Le garçon s'effondra au sol, trop faible pour marcher. Leur tortionnaire grogna alors en allant le relever brusquement.

- Tellement faible... soupira-t-il de sa voix démoniaque. 

En réalité, il avait une plutôt belle voix. Il aurait probablement fait un bon chanteur. Mais le garçon l'associait directement à sa personnalité horrible. Le jeune homme aux yeux noir souleva l'autre brusquement par le bras et le traîna jusqu'à la terrible salle de torture. Une fois rendu, il le lâcha brusquement et le frêle garçon s'effondra au sol. Il dit:

- Je ne comprendrai jamais pourquoi tu t'obstines à me garder en vie. Tu pourrais me tuer, au lieu de perdre ton temps à me torturer pour rien.

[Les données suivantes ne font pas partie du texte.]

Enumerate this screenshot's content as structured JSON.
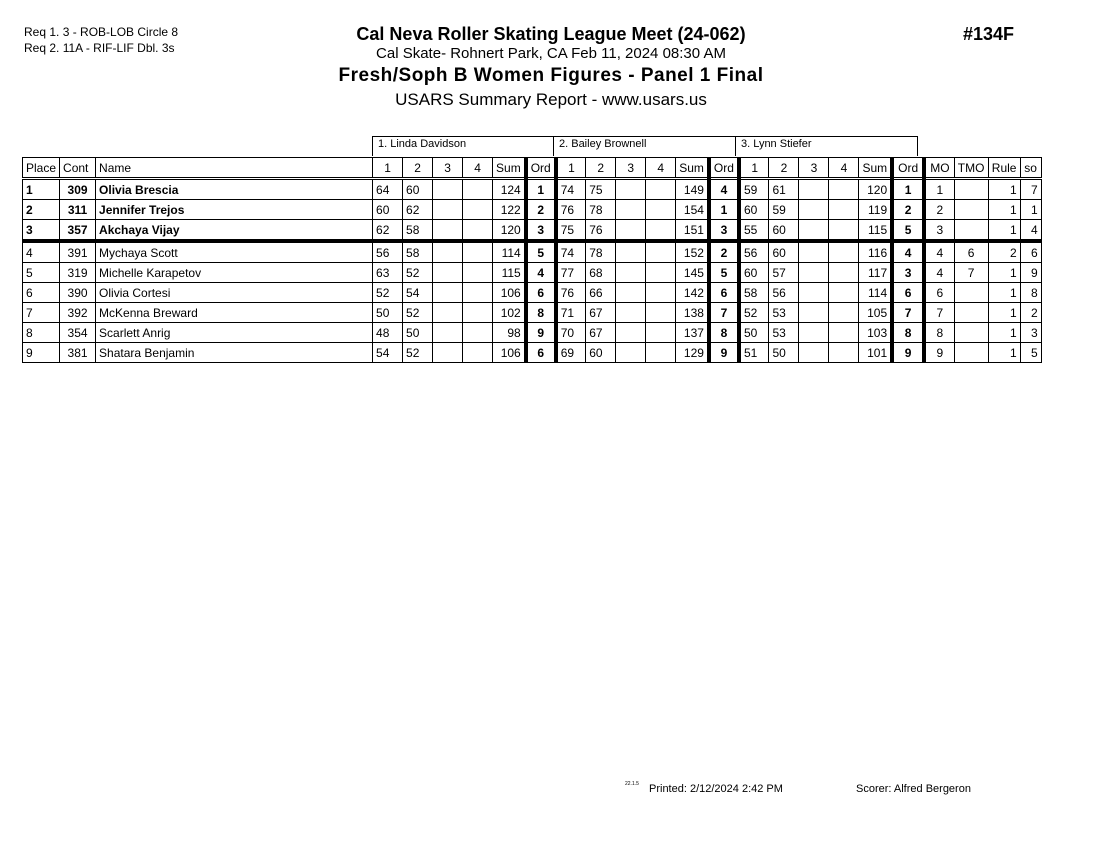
{
  "header": {
    "requirements": [
      "Req  1.  3 - ROB-LOB Circle 8",
      "Req  2.  11A - RIF-LIF Dbl. 3s"
    ],
    "title": "Cal Neva Roller Skating League Meet (24-062)",
    "venue": "Cal Skate- Rohnert Park, CA  Feb 11, 2024  08:30 AM",
    "event": "Fresh/Soph B Women Figures - Panel 1 Final",
    "report": "USARS Summary Report - www.usars.us",
    "event_number": "#134F"
  },
  "judges": [
    "1.  Linda Davidson",
    "2.  Bailey Brownell",
    "3.  Lynn Stiefer"
  ],
  "columns": {
    "place": "Place",
    "cont": "Cont",
    "name": "Name",
    "judge_cols": [
      "1",
      "2",
      "3",
      "4",
      "Sum",
      "Ord"
    ],
    "mo": "MO",
    "tmo": "TMO",
    "rule": "Rule",
    "so": "so"
  },
  "rows": [
    {
      "place": "1",
      "cont": "309",
      "name": "Olivia Brescia",
      "bold": true,
      "j": [
        [
          "64",
          "60",
          "",
          "",
          "124",
          "1"
        ],
        [
          "74",
          "75",
          "",
          "",
          "149",
          "4"
        ],
        [
          "59",
          "61",
          "",
          "",
          "120",
          "1"
        ]
      ],
      "mo": "1",
      "tmo": "",
      "rule": "1",
      "so": "7"
    },
    {
      "place": "2",
      "cont": "311",
      "name": "Jennifer Trejos",
      "bold": true,
      "j": [
        [
          "60",
          "62",
          "",
          "",
          "122",
          "2"
        ],
        [
          "76",
          "78",
          "",
          "",
          "154",
          "1"
        ],
        [
          "60",
          "59",
          "",
          "",
          "119",
          "2"
        ]
      ],
      "mo": "2",
      "tmo": "",
      "rule": "1",
      "so": "1"
    },
    {
      "place": "3",
      "cont": "357",
      "name": "Akchaya Vijay",
      "bold": true,
      "j": [
        [
          "62",
          "58",
          "",
          "",
          "120",
          "3"
        ],
        [
          "75",
          "76",
          "",
          "",
          "151",
          "3"
        ],
        [
          "55",
          "60",
          "",
          "",
          "115",
          "5"
        ]
      ],
      "mo": "3",
      "tmo": "",
      "rule": "1",
      "so": "4"
    },
    {
      "place": "4",
      "cont": "391",
      "name": "Mychaya Scott",
      "bold": false,
      "j": [
        [
          "56",
          "58",
          "",
          "",
          "114",
          "5"
        ],
        [
          "74",
          "78",
          "",
          "",
          "152",
          "2"
        ],
        [
          "56",
          "60",
          "",
          "",
          "116",
          "4"
        ]
      ],
      "mo": "4",
      "tmo": "6",
      "rule": "2",
      "so": "6"
    },
    {
      "place": "5",
      "cont": "319",
      "name": "Michelle Karapetov",
      "bold": false,
      "j": [
        [
          "63",
          "52",
          "",
          "",
          "115",
          "4"
        ],
        [
          "77",
          "68",
          "",
          "",
          "145",
          "5"
        ],
        [
          "60",
          "57",
          "",
          "",
          "117",
          "3"
        ]
      ],
      "mo": "4",
      "tmo": "7",
      "rule": "1",
      "so": "9"
    },
    {
      "place": "6",
      "cont": "390",
      "name": "Olivia Cortesi",
      "bold": false,
      "j": [
        [
          "52",
          "54",
          "",
          "",
          "106",
          "6"
        ],
        [
          "76",
          "66",
          "",
          "",
          "142",
          "6"
        ],
        [
          "58",
          "56",
          "",
          "",
          "114",
          "6"
        ]
      ],
      "mo": "6",
      "tmo": "",
      "rule": "1",
      "so": "8"
    },
    {
      "place": "7",
      "cont": "392",
      "name": "McKenna Breward",
      "bold": false,
      "j": [
        [
          "50",
          "52",
          "",
          "",
          "102",
          "8"
        ],
        [
          "71",
          "67",
          "",
          "",
          "138",
          "7"
        ],
        [
          "52",
          "53",
          "",
          "",
          "105",
          "7"
        ]
      ],
      "mo": "7",
      "tmo": "",
      "rule": "1",
      "so": "2"
    },
    {
      "place": "8",
      "cont": "354",
      "name": "Scarlett Anrig",
      "bold": false,
      "j": [
        [
          "48",
          "50",
          "",
          "",
          "98",
          "9"
        ],
        [
          "70",
          "67",
          "",
          "",
          "137",
          "8"
        ],
        [
          "50",
          "53",
          "",
          "",
          "103",
          "8"
        ]
      ],
      "mo": "8",
      "tmo": "",
      "rule": "1",
      "so": "3"
    },
    {
      "place": "9",
      "cont": "381",
      "name": "Shatara Benjamin",
      "bold": false,
      "j": [
        [
          "54",
          "52",
          "",
          "",
          "106",
          "6"
        ],
        [
          "69",
          "60",
          "",
          "",
          "129",
          "9"
        ],
        [
          "51",
          "50",
          "",
          "",
          "101",
          "9"
        ]
      ],
      "mo": "9",
      "tmo": "",
      "rule": "1",
      "so": "5"
    }
  ],
  "footer": {
    "version": "22.1.5",
    "printed": "Printed:  2/12/2024  2:42 PM",
    "scorer": "Scorer:   Alfred Bergeron"
  }
}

- Le but est de te briser. Une fois que tu le sauras, tu obéiras. Et là tu seras utile. On pourra te renvoyer chez toi, mais comme espion à notre solde, répondit le diable.

- Je suis totalement pour que vous me renvoyez chez moi et que je ne vous renvoie plus jamais de nouvelle. Même pas pour souhaiter joyeux Noël. 

Le jeune homme aux yeux d'ébène ne répondit pas. Il se contenta de regarder sa victime, les bras croisés. 

- Qu'est-ce qu'on attend? demanda le garçon.

- L'arrivée de quelqu'un de spécial. 

À peine quelques secondes plus tard, la porte s'ouvrit. Le cœur du garçon s'arrêta net. Une femme entra dans la pièce. Elle avait dans la trentaine avancé, mais n'en avait pas le moins du monde l'air. Elle était magnifique avec ses grands yeux gris et ses longs cheveux noirs. Sa silhouette athlétique était terriblement familière au garçon effondré au sol... puisque c'était celle de sa mère. Elle était toujours aussi belle, contrairement à lui qui était dans un état déplorable. 

- Maman... murmura-t-il. 

- Nash, dit-elle sans réelle émotion. 

Le cœur du garçon s'en retrouva brisé. 

- Vivianna, prends ce couteau là-bas, ordonna le diable. 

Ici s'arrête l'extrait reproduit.